# Largest shirt size



## MAYNEMAG (Dec 22, 2007)

I am looking for oversized 100% polyester shirts,
If anyone can recommend a place I can get up to a 5x-6x shirt for dye sub, that would help greatly. I have a drag race team to do and one of the guys is fairly large but the biggest shirt size I have seen is 3x. Thanks in advance.


----------



## Uncle John (Mar 11, 2007)

Port and Company has sizes to 6XL in 16 colors.


----------



## chobay (Aug 4, 2009)

Uh, wow. Just wow...


----------



## MAYNEMAG (Dec 22, 2007)

Can you tell me which distributor sells them?


----------



## SweetExpression (Apr 22, 2009)

Check with Johnson Plastics.
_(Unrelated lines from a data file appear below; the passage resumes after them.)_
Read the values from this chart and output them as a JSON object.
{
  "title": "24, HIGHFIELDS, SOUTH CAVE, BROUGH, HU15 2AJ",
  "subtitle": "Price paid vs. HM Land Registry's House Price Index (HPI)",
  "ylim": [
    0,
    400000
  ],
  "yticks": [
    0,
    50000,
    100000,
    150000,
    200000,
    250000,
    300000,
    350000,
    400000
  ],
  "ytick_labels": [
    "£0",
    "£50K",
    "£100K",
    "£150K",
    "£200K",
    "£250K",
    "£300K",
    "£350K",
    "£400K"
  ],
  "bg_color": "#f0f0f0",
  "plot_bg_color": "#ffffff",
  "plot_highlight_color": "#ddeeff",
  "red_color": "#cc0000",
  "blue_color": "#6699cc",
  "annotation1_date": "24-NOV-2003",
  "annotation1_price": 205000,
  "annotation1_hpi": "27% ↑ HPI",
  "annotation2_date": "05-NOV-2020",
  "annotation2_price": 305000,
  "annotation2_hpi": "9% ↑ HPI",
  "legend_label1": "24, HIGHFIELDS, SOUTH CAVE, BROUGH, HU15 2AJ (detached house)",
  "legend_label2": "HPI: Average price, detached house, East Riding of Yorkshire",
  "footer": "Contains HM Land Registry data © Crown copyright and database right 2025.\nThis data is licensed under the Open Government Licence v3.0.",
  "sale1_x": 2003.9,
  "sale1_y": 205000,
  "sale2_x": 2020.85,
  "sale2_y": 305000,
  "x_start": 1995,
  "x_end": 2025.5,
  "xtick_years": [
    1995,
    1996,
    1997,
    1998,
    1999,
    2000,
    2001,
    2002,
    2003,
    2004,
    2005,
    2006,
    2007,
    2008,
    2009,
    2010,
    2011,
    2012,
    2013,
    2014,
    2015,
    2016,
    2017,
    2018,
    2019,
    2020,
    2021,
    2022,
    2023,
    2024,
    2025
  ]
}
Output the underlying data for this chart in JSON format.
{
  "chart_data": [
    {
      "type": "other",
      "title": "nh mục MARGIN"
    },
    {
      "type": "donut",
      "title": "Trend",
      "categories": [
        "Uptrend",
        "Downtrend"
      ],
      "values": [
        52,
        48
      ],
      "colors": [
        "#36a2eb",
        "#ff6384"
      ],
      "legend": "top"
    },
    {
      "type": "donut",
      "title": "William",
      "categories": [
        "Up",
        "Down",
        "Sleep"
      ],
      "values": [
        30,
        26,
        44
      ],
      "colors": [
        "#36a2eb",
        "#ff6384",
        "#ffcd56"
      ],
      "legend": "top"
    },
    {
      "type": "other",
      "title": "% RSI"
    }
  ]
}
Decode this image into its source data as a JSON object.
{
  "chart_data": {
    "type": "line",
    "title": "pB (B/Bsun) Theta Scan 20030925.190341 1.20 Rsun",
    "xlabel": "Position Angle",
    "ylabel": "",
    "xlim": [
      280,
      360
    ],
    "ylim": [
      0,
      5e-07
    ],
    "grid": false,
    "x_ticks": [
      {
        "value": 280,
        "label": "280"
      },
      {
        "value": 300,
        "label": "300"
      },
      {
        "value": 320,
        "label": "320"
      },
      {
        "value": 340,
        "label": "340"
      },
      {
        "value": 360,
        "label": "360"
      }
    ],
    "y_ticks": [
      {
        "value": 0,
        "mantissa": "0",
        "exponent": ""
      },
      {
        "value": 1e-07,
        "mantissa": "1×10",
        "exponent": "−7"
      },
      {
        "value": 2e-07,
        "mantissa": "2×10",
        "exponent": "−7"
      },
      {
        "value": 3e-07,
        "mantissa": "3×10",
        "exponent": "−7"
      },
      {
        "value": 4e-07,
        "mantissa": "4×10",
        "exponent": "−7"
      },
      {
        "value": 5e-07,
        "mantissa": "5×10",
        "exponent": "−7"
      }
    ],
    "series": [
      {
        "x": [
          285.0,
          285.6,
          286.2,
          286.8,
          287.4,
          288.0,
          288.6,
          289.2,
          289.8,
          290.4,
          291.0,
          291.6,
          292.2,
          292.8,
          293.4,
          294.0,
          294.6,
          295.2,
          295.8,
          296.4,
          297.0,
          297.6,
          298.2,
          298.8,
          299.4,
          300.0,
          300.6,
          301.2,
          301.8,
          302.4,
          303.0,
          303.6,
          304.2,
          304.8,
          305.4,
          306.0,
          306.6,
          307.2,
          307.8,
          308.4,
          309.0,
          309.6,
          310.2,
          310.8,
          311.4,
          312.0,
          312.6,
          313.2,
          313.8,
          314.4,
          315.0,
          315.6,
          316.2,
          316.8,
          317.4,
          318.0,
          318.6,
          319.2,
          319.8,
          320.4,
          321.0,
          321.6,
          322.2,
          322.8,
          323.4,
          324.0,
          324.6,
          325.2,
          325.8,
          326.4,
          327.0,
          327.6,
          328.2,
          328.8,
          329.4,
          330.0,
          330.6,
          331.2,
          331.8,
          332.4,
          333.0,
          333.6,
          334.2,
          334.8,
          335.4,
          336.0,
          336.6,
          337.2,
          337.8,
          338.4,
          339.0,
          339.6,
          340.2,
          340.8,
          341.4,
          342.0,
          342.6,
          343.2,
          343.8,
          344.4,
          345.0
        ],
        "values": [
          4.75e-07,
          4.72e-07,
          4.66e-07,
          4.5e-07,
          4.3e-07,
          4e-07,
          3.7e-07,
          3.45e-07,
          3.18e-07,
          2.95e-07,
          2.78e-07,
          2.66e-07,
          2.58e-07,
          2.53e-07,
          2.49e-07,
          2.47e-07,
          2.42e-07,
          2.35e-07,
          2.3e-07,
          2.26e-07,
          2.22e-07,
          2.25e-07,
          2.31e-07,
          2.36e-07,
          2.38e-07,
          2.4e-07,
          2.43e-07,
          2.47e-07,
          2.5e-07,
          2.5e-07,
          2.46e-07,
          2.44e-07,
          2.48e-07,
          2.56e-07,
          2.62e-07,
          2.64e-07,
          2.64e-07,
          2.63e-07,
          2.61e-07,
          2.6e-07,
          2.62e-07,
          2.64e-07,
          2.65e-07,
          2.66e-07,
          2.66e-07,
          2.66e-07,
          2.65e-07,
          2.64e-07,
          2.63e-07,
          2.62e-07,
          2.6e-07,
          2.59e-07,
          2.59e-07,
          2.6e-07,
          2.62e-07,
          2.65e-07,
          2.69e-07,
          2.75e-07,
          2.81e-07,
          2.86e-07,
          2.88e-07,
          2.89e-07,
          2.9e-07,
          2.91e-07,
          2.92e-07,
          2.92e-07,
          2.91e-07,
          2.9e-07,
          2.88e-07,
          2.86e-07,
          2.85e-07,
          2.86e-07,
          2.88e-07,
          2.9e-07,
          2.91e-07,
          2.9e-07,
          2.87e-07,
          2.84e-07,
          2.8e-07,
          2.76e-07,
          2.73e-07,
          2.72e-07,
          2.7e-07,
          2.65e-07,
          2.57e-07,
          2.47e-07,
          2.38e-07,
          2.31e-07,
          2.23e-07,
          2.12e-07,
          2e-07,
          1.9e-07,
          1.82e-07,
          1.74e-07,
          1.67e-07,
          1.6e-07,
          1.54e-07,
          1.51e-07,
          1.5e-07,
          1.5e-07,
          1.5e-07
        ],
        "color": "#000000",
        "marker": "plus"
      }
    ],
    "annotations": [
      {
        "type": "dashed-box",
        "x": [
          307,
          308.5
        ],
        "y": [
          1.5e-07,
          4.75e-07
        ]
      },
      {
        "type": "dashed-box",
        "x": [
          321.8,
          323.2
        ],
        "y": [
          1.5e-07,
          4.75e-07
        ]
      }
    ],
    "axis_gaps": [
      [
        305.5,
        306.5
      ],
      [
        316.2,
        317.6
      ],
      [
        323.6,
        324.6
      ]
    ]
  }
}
They carry Vapor up to 5XL. White or ash heather only above 3XL. I believe the minimum is 6 pieces for shirts bigger than 3XL. I haven't seen a 6XL 100 poly shirt yet.


----------



## effortless (Sep 27, 2007)

San Mar is Port and Co.


----------



## Uncle John (Mar 11, 2007)

You can googlr it and here's a link, hope it helps.

sanmar distributors - Google Search


----------



## Tony_Sunshine (Dec 10, 2009)

Colorado Timberline has up to 6XL.

Colorado Timberline -


----------



## freebird1963 (Jan 21, 2007)

Tony_Sunshine said:


> Colorado Timberline has up to 6XL.
> 
> Colorado Timberline -


 
Tony
have you used their shirts ? got a cost ? I don't want to sign up for a new account just to get pricing.

thanks
Mark


----------